El epílogo de Andrew Haigh, creador de Looking y director de las muy notables Weekend y 45 años, es un digno final para una serie que siempre pareció estar a punto de explotar pero acabó quedándose a medias. Con algunos episodios más brillantes que otros y una segunda temporada mejor que la primera, este retrato de un grupo de amigos homosexuales de San Francisco ha salido mal parado en las comparaciones con Weekend, de la que es heredera directa y con la que Haigh desarrolló personajes más complejos en mucho menos tiempo de metraje.

Looking, the movie

Looking, the movie sitúa la trama nueve meses después del último episodio, con Patrick viviendo en Denver y regresando a San Francisco para la boda de Agustín y Eddie. El telefilme narra las cuarenta y ocho horas de celebración entre la despedida de soltero y la fiesta tras el enlace y enfatiza más aún el protagonismo del diseñador de videojuegos. Soltero tras fracasar su intento de convivencia con Kevin, la historia se centra demasiado en la necesidad de Patrick de encontrar una pareja para sentirse completo. Si bien esto ha sido una constante en las dos temporadas de la serie, en la película se convierte en el leitmotiv del personaje y llega a resultar un tanto cargante. Pese a ello, la maestría de Haigh y Michael Lannan en el guion consiguen regalarnos algunas muy buenas escenas con esos diálogos brillantes a los que nos tienen acostumbrados.

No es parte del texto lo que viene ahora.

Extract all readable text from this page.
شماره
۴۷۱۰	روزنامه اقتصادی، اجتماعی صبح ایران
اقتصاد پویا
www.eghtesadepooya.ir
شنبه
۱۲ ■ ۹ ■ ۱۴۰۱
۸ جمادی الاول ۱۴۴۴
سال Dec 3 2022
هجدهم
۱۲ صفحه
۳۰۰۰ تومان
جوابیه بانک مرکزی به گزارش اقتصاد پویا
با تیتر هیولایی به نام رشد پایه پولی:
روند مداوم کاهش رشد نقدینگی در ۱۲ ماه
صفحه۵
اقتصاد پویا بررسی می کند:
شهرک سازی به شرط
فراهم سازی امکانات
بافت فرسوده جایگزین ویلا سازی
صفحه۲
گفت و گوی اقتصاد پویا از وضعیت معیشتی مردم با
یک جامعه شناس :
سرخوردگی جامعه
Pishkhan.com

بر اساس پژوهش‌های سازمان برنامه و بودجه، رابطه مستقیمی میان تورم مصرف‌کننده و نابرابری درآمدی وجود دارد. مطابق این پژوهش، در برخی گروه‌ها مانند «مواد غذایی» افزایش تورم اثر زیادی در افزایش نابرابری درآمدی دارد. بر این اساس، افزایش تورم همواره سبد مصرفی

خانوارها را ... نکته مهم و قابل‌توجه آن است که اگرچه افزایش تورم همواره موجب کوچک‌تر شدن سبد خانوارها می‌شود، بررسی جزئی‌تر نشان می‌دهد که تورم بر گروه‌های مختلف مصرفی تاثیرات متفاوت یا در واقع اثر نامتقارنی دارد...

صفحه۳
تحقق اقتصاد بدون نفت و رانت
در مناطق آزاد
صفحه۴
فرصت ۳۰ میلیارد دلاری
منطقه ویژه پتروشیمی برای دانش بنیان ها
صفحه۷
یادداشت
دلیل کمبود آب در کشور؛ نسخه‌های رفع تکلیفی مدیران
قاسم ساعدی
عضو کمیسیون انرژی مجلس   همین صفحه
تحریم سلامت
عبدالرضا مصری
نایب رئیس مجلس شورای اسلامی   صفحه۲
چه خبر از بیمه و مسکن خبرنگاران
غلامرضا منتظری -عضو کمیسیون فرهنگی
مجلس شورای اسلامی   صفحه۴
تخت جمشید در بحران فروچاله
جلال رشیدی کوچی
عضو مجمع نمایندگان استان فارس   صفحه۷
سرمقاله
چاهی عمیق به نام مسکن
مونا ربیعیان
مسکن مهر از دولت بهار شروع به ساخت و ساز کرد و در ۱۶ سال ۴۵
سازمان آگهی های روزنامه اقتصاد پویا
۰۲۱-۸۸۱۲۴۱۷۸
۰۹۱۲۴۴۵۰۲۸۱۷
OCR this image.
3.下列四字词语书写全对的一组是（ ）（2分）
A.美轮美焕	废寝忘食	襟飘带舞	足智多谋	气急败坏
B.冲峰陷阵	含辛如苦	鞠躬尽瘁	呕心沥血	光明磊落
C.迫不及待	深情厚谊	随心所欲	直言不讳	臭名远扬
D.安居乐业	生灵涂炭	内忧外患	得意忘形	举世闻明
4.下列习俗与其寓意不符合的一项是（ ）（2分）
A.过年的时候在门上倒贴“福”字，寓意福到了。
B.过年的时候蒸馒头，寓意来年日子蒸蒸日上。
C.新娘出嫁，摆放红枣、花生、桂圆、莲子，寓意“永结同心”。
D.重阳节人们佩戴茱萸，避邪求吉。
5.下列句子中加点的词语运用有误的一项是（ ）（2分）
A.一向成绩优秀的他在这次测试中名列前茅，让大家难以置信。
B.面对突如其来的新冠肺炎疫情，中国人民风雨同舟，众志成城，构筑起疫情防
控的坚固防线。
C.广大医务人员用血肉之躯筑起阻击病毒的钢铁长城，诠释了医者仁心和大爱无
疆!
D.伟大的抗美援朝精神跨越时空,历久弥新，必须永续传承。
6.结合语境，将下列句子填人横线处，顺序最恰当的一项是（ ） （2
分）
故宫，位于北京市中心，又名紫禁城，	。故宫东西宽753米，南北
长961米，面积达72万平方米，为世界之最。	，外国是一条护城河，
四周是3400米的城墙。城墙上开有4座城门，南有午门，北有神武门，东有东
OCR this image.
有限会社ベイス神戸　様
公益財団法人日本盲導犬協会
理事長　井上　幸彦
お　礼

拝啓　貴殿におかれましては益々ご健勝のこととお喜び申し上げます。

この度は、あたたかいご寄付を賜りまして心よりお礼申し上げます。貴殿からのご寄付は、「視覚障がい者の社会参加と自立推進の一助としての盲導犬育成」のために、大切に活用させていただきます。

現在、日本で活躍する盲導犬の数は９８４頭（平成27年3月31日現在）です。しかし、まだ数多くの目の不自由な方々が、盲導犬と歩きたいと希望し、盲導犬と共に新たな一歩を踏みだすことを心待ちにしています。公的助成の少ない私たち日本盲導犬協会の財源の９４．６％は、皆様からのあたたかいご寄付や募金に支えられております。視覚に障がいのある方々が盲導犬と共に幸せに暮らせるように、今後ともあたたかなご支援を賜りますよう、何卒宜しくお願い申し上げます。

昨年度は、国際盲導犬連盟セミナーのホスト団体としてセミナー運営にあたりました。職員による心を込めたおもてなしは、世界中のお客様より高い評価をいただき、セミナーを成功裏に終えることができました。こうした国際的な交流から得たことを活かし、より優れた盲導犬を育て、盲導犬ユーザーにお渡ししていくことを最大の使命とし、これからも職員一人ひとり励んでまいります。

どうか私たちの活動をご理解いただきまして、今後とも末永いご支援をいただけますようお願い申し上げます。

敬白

En los apenas noventa minutos de duración se reflexiona sobre la monogamia como (¿única?) forma de mantener las relaciones de pareja a largo plazo; la paternidad, en este caso de Doris, que se confirma como mejor personaje de la historia y, sobre todo, acerca de la vida en pareja como fin último e imprescindible para alcanzar la felicidad. En ese sentido, el comportamiento de Patrick es honesto y coherente con lo que ha sido su desarrollo a lo largo de las temporadas de la serie, a pesar de no contar nada que no hayamos visto infinidad de veces en el cine mumblecore, dramedias indies e incluso comedias de situación como Friends. La crisis de los 30 y los 40 en chicos bien del primer mundo contada a través de diálogos ingeniosos y largos paseos nocturnos.

Looking, the movie

Al final, Looking ha acabado siendo una reflexión sobre el amor universal sin centrarse demasiado en las particularidades de las relaciones homosexuales. Al margen de personajes y situaciones concretas y no demasiado relevantes, esta ha sido la historia de un chico buscando desesperadamente enamorarse a lo largo de dos años. El problema es que las expectativas de buena parte del público iban desencaminadas esperando un (nuevo) retrato de la comunidad gay, en este caso de California, y que, además, el protagonista en cuestión no siempre generaba la empatía suficiente. La orientación sexual de los protagonistas no era tan determinante para las tramas como en un principio se podía suponer, no siendo esto algo negativo per se, pero sí alejado de la idea de serie que nos trató de vender HBO en sus primeras promos.

Pese a todo, Looking, the movie es un buen cierre para una buena serie. Lo malo de generar tantas y buenas expectativas es que, aun siendo así, nos queda la sensación de que podíamos haber asistido a algo mejor.